L'UE doit éviter toute guerre commerciale
Dans Financial Times le journaliste Wolfgang Münchau, spécialiste des questions économiques, souligne les dangers d'un conflit avec les Etats-Unis :
«Au chapitre du commerce, on ne peut pas dire que les Etats membres aient tous les mêmes intérêts. L'Allemagne et les Pays-Bas seraient plus affectés par des droits de douane que ne le seraient la France ou l'Italie. ... L'UE serait bien inspirée de méditer les paroles de Carl von Clausewitz, spécialiste allemand de l'histoire militaire, qui déconseillait de partir en guerre à moins d'avoir de bonnes chances de la remporter, de disposer d'une stratégie pour y mettre fin et de s'assurer du soutien de la population jusqu'au bout. Je ne pense pas que les Européens remplissent une seule de ces conditions.»

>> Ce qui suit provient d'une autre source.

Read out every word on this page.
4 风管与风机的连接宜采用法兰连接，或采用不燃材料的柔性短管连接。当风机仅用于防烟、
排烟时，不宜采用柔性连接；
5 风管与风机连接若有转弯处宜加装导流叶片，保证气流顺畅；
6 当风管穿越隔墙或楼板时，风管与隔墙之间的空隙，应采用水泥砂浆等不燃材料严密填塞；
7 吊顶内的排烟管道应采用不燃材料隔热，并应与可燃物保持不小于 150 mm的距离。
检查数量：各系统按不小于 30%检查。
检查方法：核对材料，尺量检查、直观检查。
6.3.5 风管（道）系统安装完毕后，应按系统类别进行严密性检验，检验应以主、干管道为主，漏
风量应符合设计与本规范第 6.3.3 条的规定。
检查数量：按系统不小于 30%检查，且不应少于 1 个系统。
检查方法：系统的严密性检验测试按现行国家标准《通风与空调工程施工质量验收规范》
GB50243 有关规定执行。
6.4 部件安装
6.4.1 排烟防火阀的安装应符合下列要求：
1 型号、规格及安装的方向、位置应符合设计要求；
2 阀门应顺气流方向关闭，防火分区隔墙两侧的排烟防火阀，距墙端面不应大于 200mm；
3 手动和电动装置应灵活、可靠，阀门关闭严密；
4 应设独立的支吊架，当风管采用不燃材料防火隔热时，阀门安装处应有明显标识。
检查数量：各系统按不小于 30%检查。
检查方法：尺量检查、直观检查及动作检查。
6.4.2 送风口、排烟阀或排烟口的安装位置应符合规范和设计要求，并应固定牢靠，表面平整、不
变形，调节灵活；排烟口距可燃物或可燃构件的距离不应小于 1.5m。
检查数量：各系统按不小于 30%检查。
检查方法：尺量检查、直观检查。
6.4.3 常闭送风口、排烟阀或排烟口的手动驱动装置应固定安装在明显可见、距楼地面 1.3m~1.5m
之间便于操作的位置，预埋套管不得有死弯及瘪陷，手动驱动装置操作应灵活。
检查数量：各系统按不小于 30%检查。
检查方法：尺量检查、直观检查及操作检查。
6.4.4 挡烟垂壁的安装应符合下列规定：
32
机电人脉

L'Europe en position de force dans les négociations
Turun Sanomat estime que dans la guerre commerciale avec les Etats-Unis, l'UE a de bonnes cartes en main :
«Le principal adversaire de Trump dans la guerre commerciale est probablement la Chine, à laquelle il impute la responsabilité du déficit commercial des Etats-Unis et qu'il accuse de concurrence déloyale. Trump a beau dire que les guerres commerciales sont faciles à gagner, peut-être ne tient-il toutefois pas à mener le combat sur plusieurs fronts simultanément. ... Pendant ce temps, l'UE renforce sa coopération avec d'autres pays. Mardi, l'UE et le Japon ont signé un accord de libre-échange. ... Des accords ont été négociés avec le Canada, le Mexique et la Corée du Sud. Le renforcement de la position de l'Europe constitue une menace incontestable pour les objectifs économiques des Etats-Unis. Il devrait donc leur importer de trouver un terrain d'entente avec l'UE.»